Tulsi Gabbard, US’s first ‘Hindu-American’ lawmaker, pulls out of Democratic Party – Times of India

Washington: The United States’ first ever self-proclaimed “Hindu-American, admin of white extracts with close ties with BJP-RSS The government in India is leaving the Democratic Party. Tulsi Gabbardwho ran for the Democratic presidential nomination in 2020, announced on Tuesday that she was leaving the party, accusing it of being dominated by white, anti-white, warmongers.
“I can no longer live in the Democratic Party of today that is now in complete control of an oligarch of warships driven by cowardly awakenings who divide us by racializing every issue and inciting anti-white racism, actively Let’s work to undermine our God-given liberties that are enshrined in our Constitution,” Gabbard, a four-time Congress member from Hawaii, said in a video posted on Twitter.

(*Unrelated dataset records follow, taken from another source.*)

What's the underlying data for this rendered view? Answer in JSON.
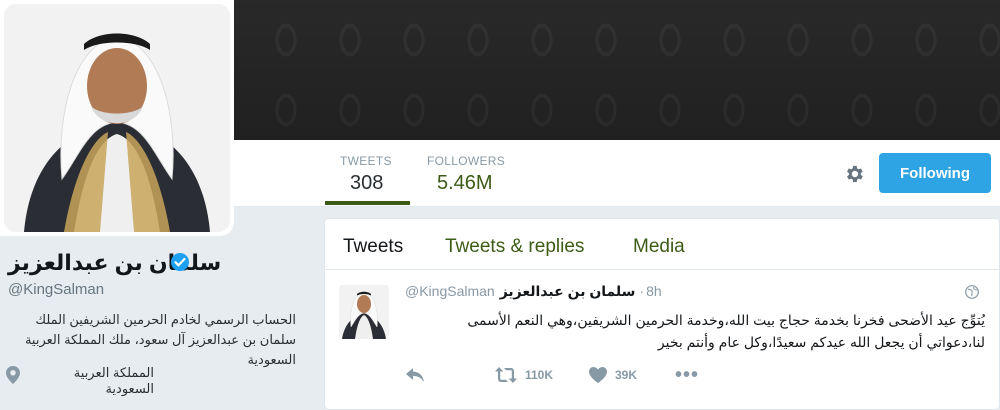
{
  "header": {
    "stats": [
      {
        "label": "TWEETS",
        "value": "308"
      },
      {
        "label": "FOLLOWERS",
        "value": "5.46M"
      }
    ],
    "follow_button_label": "Following"
  },
  "profile": {
    "name": "سلمان بن عبدالعزيز",
    "handle": "@KingSalman",
    "bio": "الحساب الرسمي لخادم الحرمين الشريفين الملك سلمان بن عبدالعزيز آل سعود، ملك المملكة العربية السعودية",
    "location": "المملكة العربية السعودية"
  },
  "timeline": {
    "tabs": [
      "Tweets",
      "Tweets & replies",
      "Media"
    ],
    "tweet": {
      "handle": "@KingSalman",
      "name": "سلمان بن عبدالعزيز",
      "separator": "·",
      "time": "8h",
      "text": "يُتوِّج عيد الأضحى فخرنا بخدمة حجاج بيت الله،وخدمة الحرمين الشريفين،وهي النعم الأسمى لنا،دعواتي أن يجعل الله عيدكم سعيدًا،وكل عام وأنتم بخير",
      "retweets": "110K",
      "likes": "39K",
      "more": "•••"
    }
  },
  "icons": {
    "settings": "gear-icon",
    "verified": "verified-badge-icon",
    "location": "location-pin-icon",
    "globe": "globe-icon",
    "reply": "reply-icon",
    "retweet": "retweet-icon",
    "like": "heart-icon"
  },
  "colors": {
    "accent": "#3c5b15",
    "follow_button": "#2fa4e4",
    "verified": "#1da1f2"
  }
}
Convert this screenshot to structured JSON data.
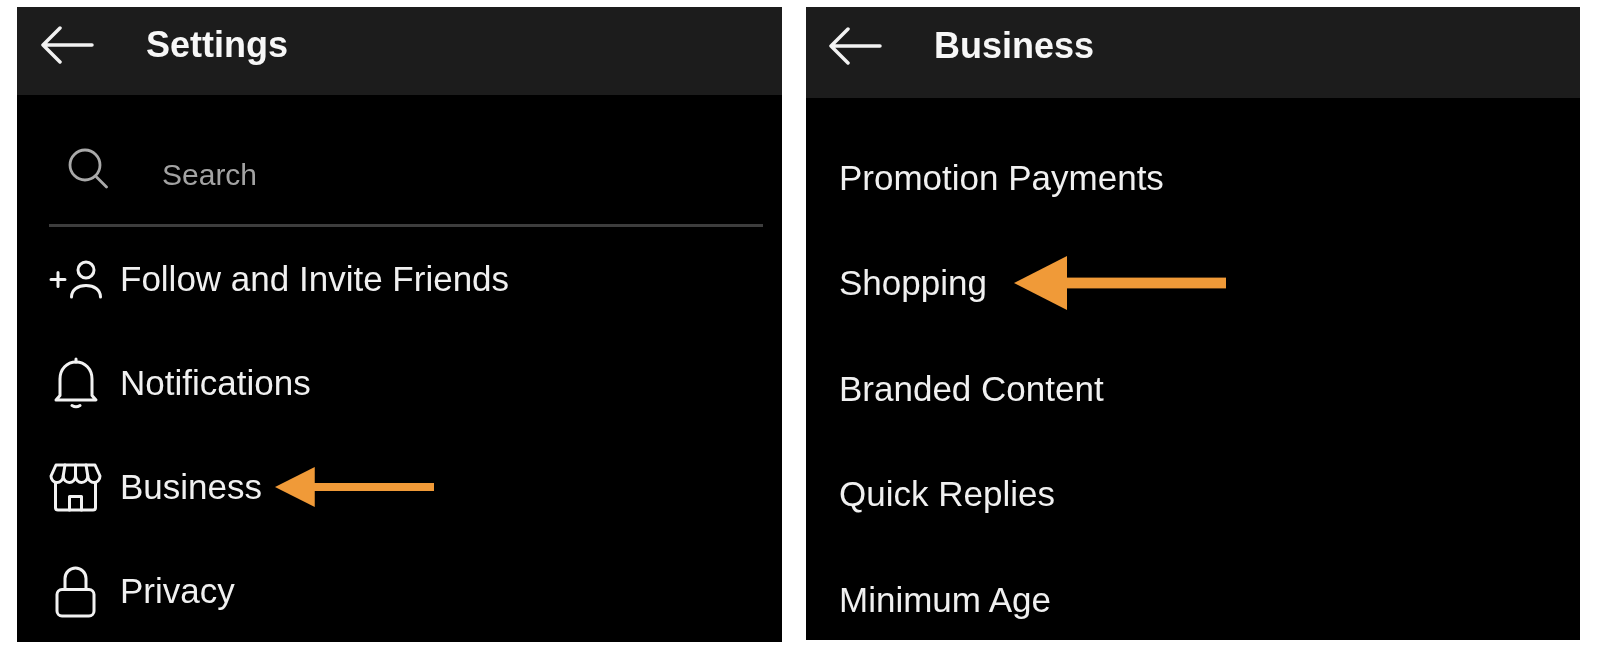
{
  "screens": [
    {
      "kind": "icons",
      "header": {
        "title": "Settings"
      },
      "search": {
        "placeholder": "Search"
      },
      "items": [
        {
          "label": "Follow and Invite Friends",
          "pointed_at": false
        },
        {
          "label": "Notifications",
          "pointed_at": false
        },
        {
          "label": "Business",
          "pointed_at": true
        },
        {
          "label": "Privacy",
          "pointed_at": false
        }
      ]
    },
    {
      "kind": "plain",
      "header": {
        "title": "Business"
      },
      "items": [
        {
          "label": "Promotion Payments",
          "pointed_at": false
        },
        {
          "label": "Shopping",
          "pointed_at": true
        },
        {
          "label": "Branded Content",
          "pointed_at": false
        },
        {
          "label": "Quick Replies",
          "pointed_at": false
        },
        {
          "label": "Minimum Age",
          "pointed_at": false
        }
      ]
    }
  ]
}
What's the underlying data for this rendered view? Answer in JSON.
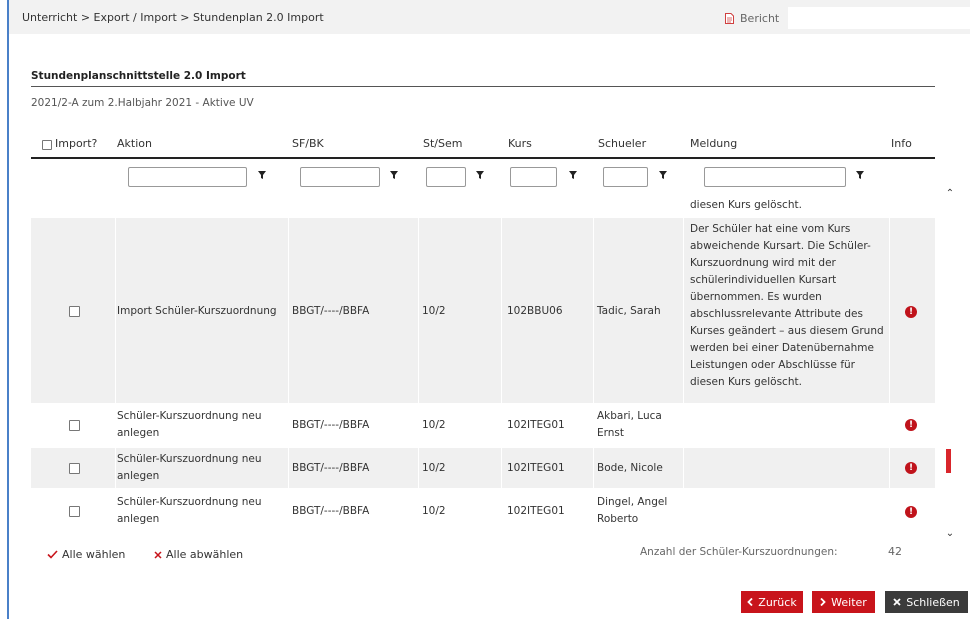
{
  "breadcrumb": "Unterricht > Export / Import > Stundenplan 2.0 Import",
  "report": {
    "label": "Bericht",
    "icon": "document-icon",
    "placeholder": ""
  },
  "section": {
    "title": "Stundenplanschnittstelle 2.0 Import",
    "subtitle": "2021/2-A zum 2.Halbjahr 2021 - Aktive UV"
  },
  "table": {
    "headers": {
      "import": "Import?",
      "aktion": "Aktion",
      "sfbk": "SF/BK",
      "stsem": "St/Sem",
      "kurs": "Kurs",
      "schueler": "Schueler",
      "meldung": "Meldung",
      "info": "Info"
    },
    "filter_icon": "filter-icon",
    "partial_top_message": "diesen Kurs gelöscht.",
    "rows": [
      {
        "aktion": [
          "Import Schüler-Kurszuordnung"
        ],
        "sfbk": "BBGT/----/BBFA",
        "stsem": "10/2",
        "kurs": "102BBU06",
        "schueler": [
          "Tadic, Sarah"
        ],
        "meldung": [
          "Der Schüler hat eine vom Kurs",
          "abweichende Kursart. Die Schüler-",
          "Kurszuordnung wird mit der",
          "schülerindividuellen Kursart",
          "übernommen. Es wurden",
          "abschlussrelevante Attribute des",
          "Kurses geändert – aus diesem Grund",
          "werden bei einer Datenübernahme",
          "Leistungen oder Abschlüsse für",
          "diesen Kurs gelöscht."
        ],
        "info_icon": "exclamation-circle-icon"
      },
      {
        "aktion": [
          "Schüler-Kurszuordnung neu",
          "anlegen"
        ],
        "sfbk": "BBGT/----/BBFA",
        "stsem": "10/2",
        "kurs": "102ITEG01",
        "schueler": [
          "Akbari, Luca",
          "Ernst"
        ],
        "meldung": [],
        "info_icon": "exclamation-circle-icon"
      },
      {
        "aktion": [
          "Schüler-Kurszuordnung neu",
          "anlegen"
        ],
        "sfbk": "BBGT/----/BBFA",
        "stsem": "10/2",
        "kurs": "102ITEG01",
        "schueler": [
          "Bode, Nicole"
        ],
        "meldung": [],
        "info_icon": "exclamation-circle-icon"
      },
      {
        "aktion": [
          "Schüler-Kurszuordnung neu",
          "anlegen"
        ],
        "sfbk": "BBGT/----/BBFA",
        "stsem": "10/2",
        "kurs": "102ITEG01",
        "schueler": [
          "Dingel, Angel",
          "Roberto"
        ],
        "meldung": [],
        "info_icon": "exclamation-circle-icon"
      }
    ]
  },
  "footer": {
    "select_all": "Alle wählen",
    "select_all_icon": "check-icon",
    "deselect_all": "Alle abwählen",
    "deselect_all_icon": "x-icon",
    "count_label": "Anzahl der Schüler-Kurszuordnungen:",
    "count": "42"
  },
  "buttons": {
    "back": "Zurück",
    "back_icon": "chevron-left-icon",
    "next": "Weiter",
    "next_icon": "chevron-right-icon",
    "close": "Schließen",
    "close_icon": "close-icon"
  },
  "colors": {
    "accent": "#c8141b",
    "dark_button": "#3b3b3b",
    "left_border": "#4a80c8",
    "row_alt": "#f0f0f0"
  }
}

He denounced the party for being “hostile to people of faith and spirituality” while protecting police and criminals “at the expense of law-abiding Americans”. He accused party leaders of “weaponizing national security for going after their political opponents and, above all, those who are pulling us closer to nuclear war.”
Gabbard recently became an outsider in the party after seeking the Democratic nomination in 2020 before backing Joe Biden’s candidacy. Many mainstream Democrats saw him as a Russian puppet whose views – on many issues – aligned more closely with those of the Trump Republican Party.
Although there are four lawmakers of Indian and Hindu descent in the US Congress, Gabbard claimed the first “Hindu-American” House representative by virtue of her adoption of Gaudiya Vaishnavism, which her American parents followed. She regards the Bhagavad Gita as a spiritual guide and took the oath of office in 2013 using her personal copy, which she gifted to Prime Minister Narendra Modi on a subsequent visit to the United States in 2014. Ram Madhav, a top RSS-BJP functionary, attended her wedding in Hawaii in 2015.
A military veteran who served in the Iraq War before entering Congress became strongly anti-war, repeatedly rebuking the US military establishment for dragging the country into foreign conflicts. Even as a Democratic lawmaker, he criticized then-President Barack Obama for allegedly being soft on radical Islam.